Problem diagnosis and resolution - identify the underlying root cause of a problem and initiate the most appropriate solution.
Problem and error control - improve overall availability of services by proactively identifying problems so they can be solved, or workarounds identified before future incidents occur.
Problem closure and evaluation - ensure that after a problem is solved, the problem record contains a full historical description and that known-error and knowledge records are updated.
Major problem review - review the resolution of a major problem to ensure problem situations have been fully eliminated, capture lessons learned and identify preventative actions (such as process changes) that should be undertaken to avoid problem recurrence.
Problem management reporting - informing other service management processes and IT management are informed of outstanding problems, their status and existing workarounds.
The difference between incident and problem management is one of the biggest causes for confusion in ITIL and service management processes. While these processes are very closely related, they are intentionally different and separate. Incident management is tasked with responding to an event that has occurred, minimizing impact to the business and restoring service as quickly as possible. Problem management is tasked with understanding the root cause of why the event occurred and how to prevent it from happening in the future.
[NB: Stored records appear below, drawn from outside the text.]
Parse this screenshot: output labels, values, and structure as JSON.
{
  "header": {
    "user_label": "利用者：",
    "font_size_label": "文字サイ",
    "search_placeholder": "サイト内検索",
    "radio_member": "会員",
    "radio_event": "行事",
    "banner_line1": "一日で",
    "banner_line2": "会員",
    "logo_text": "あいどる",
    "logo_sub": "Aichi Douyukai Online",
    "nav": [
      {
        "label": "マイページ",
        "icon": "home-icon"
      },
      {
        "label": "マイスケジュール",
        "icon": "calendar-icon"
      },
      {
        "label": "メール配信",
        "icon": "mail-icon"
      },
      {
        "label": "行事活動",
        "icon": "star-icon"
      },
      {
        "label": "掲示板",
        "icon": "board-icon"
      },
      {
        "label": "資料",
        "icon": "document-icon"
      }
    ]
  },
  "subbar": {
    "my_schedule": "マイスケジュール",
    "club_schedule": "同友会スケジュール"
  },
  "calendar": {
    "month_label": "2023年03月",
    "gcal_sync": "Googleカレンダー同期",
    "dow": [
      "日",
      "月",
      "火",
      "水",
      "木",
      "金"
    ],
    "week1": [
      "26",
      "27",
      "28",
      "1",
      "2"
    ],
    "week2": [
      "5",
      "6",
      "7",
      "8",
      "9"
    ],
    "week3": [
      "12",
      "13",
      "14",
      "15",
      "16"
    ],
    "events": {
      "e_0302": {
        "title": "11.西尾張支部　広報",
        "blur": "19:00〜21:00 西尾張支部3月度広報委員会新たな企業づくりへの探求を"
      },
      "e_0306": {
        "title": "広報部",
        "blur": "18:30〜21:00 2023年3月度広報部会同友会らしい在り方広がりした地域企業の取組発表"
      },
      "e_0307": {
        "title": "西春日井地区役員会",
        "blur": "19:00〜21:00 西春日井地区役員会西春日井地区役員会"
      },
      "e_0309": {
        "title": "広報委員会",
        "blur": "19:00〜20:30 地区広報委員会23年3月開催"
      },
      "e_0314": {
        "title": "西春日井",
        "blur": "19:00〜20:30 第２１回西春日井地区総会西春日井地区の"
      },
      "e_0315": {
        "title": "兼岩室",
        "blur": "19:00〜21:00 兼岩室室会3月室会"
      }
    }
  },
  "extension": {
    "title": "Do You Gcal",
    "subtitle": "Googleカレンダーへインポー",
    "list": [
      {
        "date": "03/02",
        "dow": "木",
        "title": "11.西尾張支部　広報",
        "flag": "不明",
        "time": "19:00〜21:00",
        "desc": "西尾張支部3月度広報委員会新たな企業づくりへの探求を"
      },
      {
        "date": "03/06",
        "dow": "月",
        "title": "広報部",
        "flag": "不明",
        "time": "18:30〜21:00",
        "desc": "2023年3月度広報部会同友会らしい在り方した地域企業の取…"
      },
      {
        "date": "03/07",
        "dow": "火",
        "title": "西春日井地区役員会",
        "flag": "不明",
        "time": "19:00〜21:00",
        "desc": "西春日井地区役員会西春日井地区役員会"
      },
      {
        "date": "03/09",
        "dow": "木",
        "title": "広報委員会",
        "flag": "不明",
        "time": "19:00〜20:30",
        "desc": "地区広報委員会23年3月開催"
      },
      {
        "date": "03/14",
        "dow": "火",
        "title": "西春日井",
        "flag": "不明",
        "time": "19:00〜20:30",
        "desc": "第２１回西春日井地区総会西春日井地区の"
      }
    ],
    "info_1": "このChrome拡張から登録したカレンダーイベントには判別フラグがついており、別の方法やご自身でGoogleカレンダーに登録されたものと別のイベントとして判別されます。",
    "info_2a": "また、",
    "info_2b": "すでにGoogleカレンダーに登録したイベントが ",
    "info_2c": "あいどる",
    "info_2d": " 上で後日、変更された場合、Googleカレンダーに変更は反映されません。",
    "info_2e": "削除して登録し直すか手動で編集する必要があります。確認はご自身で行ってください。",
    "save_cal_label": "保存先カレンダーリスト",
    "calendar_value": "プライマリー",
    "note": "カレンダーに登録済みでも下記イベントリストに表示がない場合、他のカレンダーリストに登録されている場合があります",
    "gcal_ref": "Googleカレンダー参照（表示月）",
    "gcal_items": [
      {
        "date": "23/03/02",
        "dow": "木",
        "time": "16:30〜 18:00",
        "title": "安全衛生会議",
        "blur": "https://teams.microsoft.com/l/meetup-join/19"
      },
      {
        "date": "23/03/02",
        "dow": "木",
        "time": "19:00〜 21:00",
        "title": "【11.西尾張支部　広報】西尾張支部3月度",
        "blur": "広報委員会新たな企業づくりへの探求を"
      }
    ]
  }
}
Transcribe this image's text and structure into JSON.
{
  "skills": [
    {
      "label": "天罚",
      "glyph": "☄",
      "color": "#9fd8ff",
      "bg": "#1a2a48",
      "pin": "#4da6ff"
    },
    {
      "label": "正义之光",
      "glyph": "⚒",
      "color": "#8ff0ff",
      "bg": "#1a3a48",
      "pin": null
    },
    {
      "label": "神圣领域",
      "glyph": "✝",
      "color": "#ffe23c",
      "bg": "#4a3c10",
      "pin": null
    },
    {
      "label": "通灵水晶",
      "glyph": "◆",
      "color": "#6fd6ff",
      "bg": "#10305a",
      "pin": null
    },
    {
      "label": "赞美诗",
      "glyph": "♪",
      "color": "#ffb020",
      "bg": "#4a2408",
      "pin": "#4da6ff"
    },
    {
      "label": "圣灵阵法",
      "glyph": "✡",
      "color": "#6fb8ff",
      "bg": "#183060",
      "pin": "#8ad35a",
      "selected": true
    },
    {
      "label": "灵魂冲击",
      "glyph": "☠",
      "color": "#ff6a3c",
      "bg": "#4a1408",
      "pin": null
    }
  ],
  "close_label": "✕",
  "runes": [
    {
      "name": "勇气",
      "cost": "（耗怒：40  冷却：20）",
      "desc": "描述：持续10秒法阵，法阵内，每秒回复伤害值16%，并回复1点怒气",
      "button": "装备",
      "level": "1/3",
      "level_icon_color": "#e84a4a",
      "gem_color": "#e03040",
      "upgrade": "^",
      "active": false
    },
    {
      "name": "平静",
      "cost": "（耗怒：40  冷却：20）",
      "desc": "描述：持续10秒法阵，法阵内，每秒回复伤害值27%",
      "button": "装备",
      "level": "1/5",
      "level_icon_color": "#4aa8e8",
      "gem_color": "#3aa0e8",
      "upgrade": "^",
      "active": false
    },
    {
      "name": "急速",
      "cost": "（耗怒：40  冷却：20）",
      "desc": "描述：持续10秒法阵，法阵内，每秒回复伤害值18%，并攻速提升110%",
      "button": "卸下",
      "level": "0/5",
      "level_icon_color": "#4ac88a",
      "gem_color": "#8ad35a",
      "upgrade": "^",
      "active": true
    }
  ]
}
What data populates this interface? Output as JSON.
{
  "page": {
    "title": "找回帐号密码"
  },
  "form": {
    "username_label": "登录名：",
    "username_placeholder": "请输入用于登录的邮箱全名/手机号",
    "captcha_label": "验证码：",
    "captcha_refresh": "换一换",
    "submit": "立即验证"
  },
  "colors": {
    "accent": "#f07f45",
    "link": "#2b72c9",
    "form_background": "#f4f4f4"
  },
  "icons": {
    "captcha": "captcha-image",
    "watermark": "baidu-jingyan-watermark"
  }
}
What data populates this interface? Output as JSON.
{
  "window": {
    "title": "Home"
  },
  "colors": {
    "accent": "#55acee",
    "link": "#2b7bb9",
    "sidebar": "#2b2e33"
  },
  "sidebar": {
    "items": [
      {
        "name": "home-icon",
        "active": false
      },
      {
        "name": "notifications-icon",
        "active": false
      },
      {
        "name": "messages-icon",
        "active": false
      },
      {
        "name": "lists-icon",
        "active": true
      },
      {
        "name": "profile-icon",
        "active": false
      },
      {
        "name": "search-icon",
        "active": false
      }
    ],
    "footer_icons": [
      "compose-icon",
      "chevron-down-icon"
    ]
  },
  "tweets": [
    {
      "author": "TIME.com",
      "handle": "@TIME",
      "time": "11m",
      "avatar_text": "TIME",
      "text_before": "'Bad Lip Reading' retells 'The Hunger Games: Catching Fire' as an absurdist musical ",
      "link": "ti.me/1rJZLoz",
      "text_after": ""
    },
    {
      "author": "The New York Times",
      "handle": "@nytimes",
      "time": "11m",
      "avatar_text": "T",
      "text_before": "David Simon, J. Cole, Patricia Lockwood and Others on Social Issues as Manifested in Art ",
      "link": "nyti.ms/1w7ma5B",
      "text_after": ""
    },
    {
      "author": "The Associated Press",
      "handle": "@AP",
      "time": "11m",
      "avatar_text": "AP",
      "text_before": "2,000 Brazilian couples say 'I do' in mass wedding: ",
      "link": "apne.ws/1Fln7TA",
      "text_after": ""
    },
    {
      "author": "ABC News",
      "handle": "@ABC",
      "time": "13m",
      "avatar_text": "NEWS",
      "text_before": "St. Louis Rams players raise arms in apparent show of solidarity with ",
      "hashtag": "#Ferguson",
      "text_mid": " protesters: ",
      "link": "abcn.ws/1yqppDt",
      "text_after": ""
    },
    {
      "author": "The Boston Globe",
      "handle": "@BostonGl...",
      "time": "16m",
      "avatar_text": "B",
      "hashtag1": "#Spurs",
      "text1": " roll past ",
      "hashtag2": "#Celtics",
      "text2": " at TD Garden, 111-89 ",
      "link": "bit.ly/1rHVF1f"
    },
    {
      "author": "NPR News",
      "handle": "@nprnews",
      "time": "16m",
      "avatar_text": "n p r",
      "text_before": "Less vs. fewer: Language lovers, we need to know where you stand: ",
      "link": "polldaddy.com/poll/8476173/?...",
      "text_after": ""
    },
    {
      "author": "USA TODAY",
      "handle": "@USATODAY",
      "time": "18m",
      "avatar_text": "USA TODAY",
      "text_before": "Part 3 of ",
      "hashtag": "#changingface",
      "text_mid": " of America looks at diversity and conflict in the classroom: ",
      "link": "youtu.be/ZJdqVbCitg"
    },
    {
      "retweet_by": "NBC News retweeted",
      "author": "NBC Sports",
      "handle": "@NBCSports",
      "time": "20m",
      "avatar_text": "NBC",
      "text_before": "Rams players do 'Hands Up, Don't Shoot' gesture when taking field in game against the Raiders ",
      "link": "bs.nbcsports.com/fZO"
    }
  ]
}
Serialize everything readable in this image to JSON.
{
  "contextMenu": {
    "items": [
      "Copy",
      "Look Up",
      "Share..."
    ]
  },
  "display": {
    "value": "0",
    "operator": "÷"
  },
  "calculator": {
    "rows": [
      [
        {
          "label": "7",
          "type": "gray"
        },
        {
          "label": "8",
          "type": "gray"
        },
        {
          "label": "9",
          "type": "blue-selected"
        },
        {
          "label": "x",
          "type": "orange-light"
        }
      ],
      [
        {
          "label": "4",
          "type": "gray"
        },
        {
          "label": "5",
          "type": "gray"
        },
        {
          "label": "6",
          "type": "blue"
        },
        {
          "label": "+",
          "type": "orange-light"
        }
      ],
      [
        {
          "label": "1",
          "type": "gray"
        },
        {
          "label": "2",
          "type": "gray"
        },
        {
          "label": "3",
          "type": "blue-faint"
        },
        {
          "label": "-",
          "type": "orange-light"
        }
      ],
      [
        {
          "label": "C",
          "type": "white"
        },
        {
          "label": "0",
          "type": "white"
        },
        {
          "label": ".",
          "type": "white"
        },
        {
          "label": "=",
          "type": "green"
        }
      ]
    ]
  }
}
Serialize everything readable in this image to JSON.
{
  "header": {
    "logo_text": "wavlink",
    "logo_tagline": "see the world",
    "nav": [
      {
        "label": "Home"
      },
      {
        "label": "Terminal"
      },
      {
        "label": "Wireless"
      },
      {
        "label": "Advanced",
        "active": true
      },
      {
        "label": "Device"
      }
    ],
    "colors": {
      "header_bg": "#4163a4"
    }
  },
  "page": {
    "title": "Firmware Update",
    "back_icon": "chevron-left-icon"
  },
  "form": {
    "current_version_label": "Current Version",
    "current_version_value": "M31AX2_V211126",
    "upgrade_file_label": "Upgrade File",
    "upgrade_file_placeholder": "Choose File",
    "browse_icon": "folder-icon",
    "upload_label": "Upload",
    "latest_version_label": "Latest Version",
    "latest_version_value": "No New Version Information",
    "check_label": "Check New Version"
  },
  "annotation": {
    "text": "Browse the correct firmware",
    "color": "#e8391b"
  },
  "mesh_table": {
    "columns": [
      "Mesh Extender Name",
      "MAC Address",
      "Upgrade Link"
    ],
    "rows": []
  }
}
We’ve already discussed the processes involved in problem management, in contrast, the main activities in incident management are:
Escalation, as necessary
Communication with the user community throughout the life of the incident
It might take multiple incidents before problem management has enough data to analyze what is going wrong and figure out what steps can be taken to correct the situation. As a result, communication and coordination between incident managers and problem managers is essential. Problem Management is an essential part of your IT Service Management function. It takes the knowledge gained through monitoring, incident management and other parts of service operations and feeds them into the continuous service improvement processes that will help make the services you provide to users more robust and dependable.